I can't find any mechanism for calculating them.  Any hints on how to proceed would be great.
 A: As general advice, you should separately work on establishing upper- and lower-bounds for these cardinalities. Perhaps surprisingly, somewhat naive approaches are enough to get the same cardinality as both an upper- and lower-bound.
I assume you know some basic cardinal arithmetic (e.g., $\kappa \times \kappa = \kappa$ for infinite $\kappa$). If not, you should learn or review it; it's absolutely essential to working through this kind of problem
Let $C(X,Y)$ denote the continuous functions from $X$ to $Y$, and let's work on the rationals first. It is clear that $2^\omega \leq |C(\mathbb{Q},\mathbb{Q})|$ (since we can extend the characteristic function of any set of integers to a continuous function on the rationals). We can also see the following: $$|C(\mathbb{Q},\mathbb{Q})| \leq |\mathbb{Q}^{\mathbb{Q}}| = \omega^\omega \leq (2^\omega)^\omega = 2^{\omega \times \omega} = 2^\omega \text{,}$$ so $|C(\mathbb{Q},\mathbb{Q})| = |\mathbb{Q}^{\mathbb{Q}}| = 2^\omega$. It's pretty clear that there are at least $2^\omega$ discontinuous functions $\mathbb{Q} \to \mathbb{Q}$ (since we can extend the characteristic function of any set of integers to a discontinuous function on the rationals), so there are exactly $2^\omega$ many.
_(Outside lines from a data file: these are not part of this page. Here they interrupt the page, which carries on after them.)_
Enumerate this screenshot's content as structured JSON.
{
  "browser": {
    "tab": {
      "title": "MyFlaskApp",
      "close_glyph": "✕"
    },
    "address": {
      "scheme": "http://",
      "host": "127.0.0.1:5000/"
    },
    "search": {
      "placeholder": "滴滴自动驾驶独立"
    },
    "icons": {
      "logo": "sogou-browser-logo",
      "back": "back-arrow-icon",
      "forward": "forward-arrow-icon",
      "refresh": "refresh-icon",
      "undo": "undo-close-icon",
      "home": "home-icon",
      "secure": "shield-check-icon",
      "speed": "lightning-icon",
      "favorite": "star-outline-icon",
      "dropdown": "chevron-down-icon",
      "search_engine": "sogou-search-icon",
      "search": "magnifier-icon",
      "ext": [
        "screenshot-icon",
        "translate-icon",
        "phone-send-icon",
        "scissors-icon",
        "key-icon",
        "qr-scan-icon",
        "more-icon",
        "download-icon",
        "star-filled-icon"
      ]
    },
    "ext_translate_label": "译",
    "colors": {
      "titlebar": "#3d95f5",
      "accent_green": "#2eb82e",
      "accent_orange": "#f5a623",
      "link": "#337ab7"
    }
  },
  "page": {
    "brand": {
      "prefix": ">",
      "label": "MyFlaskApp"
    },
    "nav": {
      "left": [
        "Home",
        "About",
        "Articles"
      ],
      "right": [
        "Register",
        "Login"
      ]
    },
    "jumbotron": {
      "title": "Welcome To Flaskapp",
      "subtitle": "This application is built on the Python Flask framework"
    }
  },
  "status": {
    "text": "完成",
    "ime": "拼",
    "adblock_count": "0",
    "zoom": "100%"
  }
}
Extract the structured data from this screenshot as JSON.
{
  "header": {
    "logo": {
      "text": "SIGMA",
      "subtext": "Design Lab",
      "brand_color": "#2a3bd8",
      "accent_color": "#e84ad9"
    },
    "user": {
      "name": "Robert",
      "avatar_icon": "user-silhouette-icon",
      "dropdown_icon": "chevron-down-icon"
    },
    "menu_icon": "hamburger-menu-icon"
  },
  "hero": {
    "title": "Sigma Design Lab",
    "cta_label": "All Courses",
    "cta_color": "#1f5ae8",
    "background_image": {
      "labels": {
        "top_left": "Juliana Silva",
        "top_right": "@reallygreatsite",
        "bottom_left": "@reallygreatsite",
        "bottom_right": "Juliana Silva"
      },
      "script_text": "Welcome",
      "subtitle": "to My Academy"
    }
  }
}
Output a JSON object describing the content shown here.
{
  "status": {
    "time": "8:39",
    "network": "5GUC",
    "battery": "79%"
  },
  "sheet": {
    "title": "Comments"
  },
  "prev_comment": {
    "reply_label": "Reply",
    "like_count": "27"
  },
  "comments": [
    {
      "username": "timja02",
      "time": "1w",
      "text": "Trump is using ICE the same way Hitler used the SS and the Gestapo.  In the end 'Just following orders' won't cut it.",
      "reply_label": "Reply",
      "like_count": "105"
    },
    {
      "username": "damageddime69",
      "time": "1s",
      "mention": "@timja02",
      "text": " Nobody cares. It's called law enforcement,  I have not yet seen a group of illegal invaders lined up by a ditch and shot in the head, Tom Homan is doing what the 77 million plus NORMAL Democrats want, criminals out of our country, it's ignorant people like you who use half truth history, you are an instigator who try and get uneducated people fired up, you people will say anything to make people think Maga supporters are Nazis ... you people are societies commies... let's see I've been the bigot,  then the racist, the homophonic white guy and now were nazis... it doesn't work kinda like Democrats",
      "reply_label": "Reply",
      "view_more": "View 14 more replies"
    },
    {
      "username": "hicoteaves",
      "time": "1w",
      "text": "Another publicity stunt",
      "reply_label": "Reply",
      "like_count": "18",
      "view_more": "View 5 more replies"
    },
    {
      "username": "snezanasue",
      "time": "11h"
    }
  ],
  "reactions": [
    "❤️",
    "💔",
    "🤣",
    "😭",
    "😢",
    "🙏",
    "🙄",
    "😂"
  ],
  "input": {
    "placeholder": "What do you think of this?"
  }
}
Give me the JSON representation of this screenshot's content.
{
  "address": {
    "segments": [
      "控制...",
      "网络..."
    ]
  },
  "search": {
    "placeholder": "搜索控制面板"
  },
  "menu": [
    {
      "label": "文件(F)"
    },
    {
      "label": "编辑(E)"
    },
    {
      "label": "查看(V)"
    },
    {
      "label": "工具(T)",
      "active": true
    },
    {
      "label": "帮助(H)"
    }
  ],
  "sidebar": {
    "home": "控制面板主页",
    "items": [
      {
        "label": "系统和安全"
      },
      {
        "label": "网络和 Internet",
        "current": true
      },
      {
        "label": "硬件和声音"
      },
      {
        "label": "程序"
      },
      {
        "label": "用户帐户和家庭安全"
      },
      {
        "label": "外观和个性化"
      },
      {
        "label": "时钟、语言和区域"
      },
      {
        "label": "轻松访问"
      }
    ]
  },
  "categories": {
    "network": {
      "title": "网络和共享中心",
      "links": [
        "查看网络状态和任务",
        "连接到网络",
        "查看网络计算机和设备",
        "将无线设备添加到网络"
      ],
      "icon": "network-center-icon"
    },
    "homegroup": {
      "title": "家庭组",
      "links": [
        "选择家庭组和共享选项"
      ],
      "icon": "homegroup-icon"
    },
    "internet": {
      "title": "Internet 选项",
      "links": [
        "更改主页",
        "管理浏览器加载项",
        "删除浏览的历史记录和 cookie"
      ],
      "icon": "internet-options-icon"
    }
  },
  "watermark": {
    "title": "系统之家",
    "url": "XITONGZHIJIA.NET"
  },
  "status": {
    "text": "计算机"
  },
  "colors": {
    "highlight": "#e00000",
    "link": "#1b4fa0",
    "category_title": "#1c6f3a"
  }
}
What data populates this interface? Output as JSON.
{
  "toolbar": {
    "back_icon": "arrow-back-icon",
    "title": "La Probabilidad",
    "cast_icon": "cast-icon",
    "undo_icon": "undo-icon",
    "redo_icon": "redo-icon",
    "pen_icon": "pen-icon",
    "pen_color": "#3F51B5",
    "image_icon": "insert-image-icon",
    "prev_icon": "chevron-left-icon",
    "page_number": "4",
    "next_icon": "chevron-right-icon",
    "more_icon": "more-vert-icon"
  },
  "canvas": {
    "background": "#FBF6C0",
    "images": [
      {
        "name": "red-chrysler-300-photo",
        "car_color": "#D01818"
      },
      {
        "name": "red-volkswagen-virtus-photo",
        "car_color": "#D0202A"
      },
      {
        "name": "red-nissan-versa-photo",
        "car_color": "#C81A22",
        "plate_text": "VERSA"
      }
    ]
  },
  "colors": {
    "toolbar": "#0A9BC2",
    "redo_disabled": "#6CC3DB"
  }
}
Now, for the reals. As a commenter observed, since a continuous function on reals is determined by its values on the rationals, $|C(\mathbb{R},\mathbb{R})| \leq |C(\mathbb{Q},\mathbb{R})|$, so $$2^\omega \leq |C(\mathbb{R},\mathbb{R})| \leq |C(\mathbb{Q},\mathbb{R})| \leq |\mathbb{R}^\mathbb{Q}| = (2^\omega)^\omega = 2^\omega \text{.}$$
The last piece is the discontinuous functions $\mathbb{R} \to \mathbb{R}$. For that, we need to know $|\mathbb{R}^\mathbb{R}|$. Compute $$|\mathbb{R}^\mathbb{R}| = (2^\omega)^{2^\omega} = 2^{\omega \times 2^\omega} = 2^{2^\omega} \text{,}$$ sometimes denoted $\beth_2$. Since $2^\kappa > \kappa$ for all $\kappa$, $\beth_2 > 2^\omega = |C(\mathbb{R},\mathbb{R})|$, so the discontinuous functions $\mathbb{R} \to \mathbb{R}$ have cardinality $\beth_2$, also.